Там ведь был не только танец — там происходило действо, там каждый жест исполнен смысла. Саньке нравилось передавать чувства движениями рук и всего тела, хотя ему редко выпадало такое счастье, разве что в причудливых плясках: адский призрак показывал зловредность, пьяный сатир — веселье. А Федька любила именно танцевальную часть партии Пандоры — она вообще плясала радостно, с огромным удовольствием. Ежели написать «От Прометея — Пандоре», то Федька догадается, кто прислал. Но Прометей и Пандора — страстные любовники, как бы ей чего лишнего на ум не взбрело…
В комнату заглянул служитель, позвал завтракать. Стол в маленькой столовой был накрыт на четыре персоны — явились, зевая и почесываясь, Никитин и Келлер.
— Занятный денек нам сегодня предстоит, — сказал Никитин, как всегда, бойкий и благодушный.
— Да уж, — проворчал Келлер. — После такой ночки занятный денек — именно то, что требуется, чтобы попасть в бешеный дом. Тебе хорошо, тебя от водки отчитали, а мне каково?
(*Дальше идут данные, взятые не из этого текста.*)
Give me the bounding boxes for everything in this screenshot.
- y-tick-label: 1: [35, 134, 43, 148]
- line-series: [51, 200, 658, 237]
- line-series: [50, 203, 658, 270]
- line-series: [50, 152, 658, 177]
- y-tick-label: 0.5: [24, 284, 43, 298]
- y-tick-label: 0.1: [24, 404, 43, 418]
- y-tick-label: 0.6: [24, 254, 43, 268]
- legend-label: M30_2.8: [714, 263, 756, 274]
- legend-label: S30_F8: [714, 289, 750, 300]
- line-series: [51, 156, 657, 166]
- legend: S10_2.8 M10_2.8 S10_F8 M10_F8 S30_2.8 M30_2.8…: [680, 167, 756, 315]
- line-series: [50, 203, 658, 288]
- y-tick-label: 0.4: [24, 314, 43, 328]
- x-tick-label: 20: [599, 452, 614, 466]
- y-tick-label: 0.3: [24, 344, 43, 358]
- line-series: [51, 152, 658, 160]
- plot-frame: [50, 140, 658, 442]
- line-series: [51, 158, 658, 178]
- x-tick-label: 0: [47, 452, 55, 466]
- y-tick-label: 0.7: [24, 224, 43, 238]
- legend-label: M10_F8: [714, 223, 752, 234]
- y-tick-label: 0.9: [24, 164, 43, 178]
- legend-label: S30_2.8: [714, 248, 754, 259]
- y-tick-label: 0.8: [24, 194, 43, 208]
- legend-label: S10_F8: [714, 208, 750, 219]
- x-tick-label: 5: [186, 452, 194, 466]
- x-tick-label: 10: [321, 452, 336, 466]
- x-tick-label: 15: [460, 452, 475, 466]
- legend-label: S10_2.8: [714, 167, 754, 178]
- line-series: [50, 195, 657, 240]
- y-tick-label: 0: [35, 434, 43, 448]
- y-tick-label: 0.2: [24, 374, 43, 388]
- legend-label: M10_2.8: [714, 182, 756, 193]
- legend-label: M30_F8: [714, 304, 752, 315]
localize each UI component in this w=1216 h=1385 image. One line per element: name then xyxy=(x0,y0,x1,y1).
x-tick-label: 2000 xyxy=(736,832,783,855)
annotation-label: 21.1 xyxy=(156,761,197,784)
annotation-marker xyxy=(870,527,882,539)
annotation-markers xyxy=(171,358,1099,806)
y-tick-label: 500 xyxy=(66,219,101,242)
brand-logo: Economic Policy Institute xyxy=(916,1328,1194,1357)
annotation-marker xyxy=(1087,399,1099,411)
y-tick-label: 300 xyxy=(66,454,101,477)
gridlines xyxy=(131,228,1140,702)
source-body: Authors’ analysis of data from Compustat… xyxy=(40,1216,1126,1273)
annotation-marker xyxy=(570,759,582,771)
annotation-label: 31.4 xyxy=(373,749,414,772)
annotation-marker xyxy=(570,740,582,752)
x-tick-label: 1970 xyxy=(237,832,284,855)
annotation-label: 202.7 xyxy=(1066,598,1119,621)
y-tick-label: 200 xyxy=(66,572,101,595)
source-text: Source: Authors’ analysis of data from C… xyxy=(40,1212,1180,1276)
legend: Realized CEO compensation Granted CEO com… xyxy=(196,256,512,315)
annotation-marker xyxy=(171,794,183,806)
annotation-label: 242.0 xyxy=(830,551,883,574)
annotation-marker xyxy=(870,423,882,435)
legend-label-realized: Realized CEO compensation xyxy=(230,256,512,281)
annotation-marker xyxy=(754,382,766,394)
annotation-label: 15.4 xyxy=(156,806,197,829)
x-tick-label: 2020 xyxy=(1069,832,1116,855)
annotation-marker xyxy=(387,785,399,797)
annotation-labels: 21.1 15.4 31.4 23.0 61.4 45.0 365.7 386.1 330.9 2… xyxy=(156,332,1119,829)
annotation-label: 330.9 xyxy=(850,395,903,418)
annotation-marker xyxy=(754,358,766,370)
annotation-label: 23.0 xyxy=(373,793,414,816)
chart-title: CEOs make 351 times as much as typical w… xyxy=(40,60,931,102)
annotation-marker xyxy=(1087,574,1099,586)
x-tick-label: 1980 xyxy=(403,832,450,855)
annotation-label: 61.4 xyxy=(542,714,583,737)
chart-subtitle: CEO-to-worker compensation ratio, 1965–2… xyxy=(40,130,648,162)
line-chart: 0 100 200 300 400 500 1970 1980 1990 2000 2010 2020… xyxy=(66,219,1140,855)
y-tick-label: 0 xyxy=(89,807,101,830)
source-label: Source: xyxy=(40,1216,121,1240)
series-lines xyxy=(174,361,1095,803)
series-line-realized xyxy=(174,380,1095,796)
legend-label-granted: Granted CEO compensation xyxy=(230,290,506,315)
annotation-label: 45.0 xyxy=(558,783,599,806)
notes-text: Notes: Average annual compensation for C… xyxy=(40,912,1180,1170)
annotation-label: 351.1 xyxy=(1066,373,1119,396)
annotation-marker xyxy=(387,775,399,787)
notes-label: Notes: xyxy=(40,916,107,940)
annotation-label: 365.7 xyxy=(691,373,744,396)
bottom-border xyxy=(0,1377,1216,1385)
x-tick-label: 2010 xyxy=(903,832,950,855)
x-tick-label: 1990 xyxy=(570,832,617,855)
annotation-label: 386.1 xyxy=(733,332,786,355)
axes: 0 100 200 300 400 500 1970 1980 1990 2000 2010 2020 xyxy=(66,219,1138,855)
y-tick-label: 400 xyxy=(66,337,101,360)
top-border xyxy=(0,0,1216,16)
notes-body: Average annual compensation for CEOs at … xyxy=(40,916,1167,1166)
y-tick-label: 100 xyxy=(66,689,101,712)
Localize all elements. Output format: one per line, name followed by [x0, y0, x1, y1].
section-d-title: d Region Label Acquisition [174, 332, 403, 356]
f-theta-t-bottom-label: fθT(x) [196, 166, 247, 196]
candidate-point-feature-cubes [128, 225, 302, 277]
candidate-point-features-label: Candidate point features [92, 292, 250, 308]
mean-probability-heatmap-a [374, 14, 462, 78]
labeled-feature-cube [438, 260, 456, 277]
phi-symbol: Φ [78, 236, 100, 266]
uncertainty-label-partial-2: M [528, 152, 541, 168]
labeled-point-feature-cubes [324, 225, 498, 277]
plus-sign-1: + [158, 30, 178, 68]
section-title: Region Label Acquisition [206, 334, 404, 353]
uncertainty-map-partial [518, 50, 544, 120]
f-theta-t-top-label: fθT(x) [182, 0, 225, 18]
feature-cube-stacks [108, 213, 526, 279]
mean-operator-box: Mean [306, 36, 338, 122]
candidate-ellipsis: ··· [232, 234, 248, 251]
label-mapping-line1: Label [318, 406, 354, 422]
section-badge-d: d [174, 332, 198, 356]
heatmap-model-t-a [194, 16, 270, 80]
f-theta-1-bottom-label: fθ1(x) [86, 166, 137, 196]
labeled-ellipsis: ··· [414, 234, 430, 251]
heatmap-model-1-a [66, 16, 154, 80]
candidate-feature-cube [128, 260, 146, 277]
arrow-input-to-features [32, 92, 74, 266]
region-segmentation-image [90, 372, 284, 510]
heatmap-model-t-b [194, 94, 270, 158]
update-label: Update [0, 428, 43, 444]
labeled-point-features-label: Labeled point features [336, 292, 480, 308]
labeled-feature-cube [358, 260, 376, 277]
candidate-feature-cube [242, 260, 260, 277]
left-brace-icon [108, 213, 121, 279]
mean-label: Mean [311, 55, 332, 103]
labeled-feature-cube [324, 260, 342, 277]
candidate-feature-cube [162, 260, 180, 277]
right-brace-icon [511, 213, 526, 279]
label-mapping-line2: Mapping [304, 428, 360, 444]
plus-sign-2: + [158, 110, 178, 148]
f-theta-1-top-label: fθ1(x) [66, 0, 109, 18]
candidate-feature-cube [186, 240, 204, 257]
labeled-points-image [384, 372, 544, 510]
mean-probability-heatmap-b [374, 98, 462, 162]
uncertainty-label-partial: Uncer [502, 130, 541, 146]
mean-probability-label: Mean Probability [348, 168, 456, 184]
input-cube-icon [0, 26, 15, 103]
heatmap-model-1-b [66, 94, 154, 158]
— Думаю, Жану сегодня не лучше, — утешил Никитин. — А ты, Румянцев? Жив? Сказывали, две бутылки крепкого венгерского невинности лишил.
— Жив, — буркнул Санька.
— Жану хорошо, он наловчился закусывать прежде чарки, — с явной завистью молвил Келлер. — Да и то — дозакусывался до того, что скрипицу свою позабыл… надо будет ему завезти…
— Сам заберет, — возразил Никитин — Скрипица нам пригодится. Покажи-ка, сударь, свое умение.
Это относилось к Саньке.
— На что тебе? Хочешь мне головной боли добавить? — спросил Келлер.
— Хочу понять, сможет ли он играть в гостиных. Кавалер со скрипкой всякой даме понравится. Значит, не груб, любезен.
— И то верно. Трифон! Эй, Трифон! Неси сюда скрипку из гостиной!
— Я без нот мало что умею, — попытался отговориться Санька. У него и с нотами случались всякие недоразумения.
Трифон, молодой толстощекий служитель, принес не скрипку, а большую супницу, полную жирной гречневой каши с мясом.
— А?.. — спросил Никитин, показывая на четвертый прибор.
— Делом заниматься изволят, — ответил Трифон.
— Ну, Господи, благослови ести-пити…
Санька не привык хорошо питаться — мать всячески выгадывала, чтобы из его жалованья и своего вдовьего пенсиона и за квартиру платить, и сыновей одевать-обувать, так что мясо на столе не каждый скоромный день бывало. А тут — роскошь! Он даже подумал — неплохо бы малость потолстеть, чтобы лицо округлилось, а то сухое, один нос торчит да губы.
Он надеялся, что за время завтрака Келлер с Никитиным забудут про скрипку, но нет — напомнили Трифону, он притащил футляр.
— Играй, сударь, — велел Келлер, — а мы насладимся.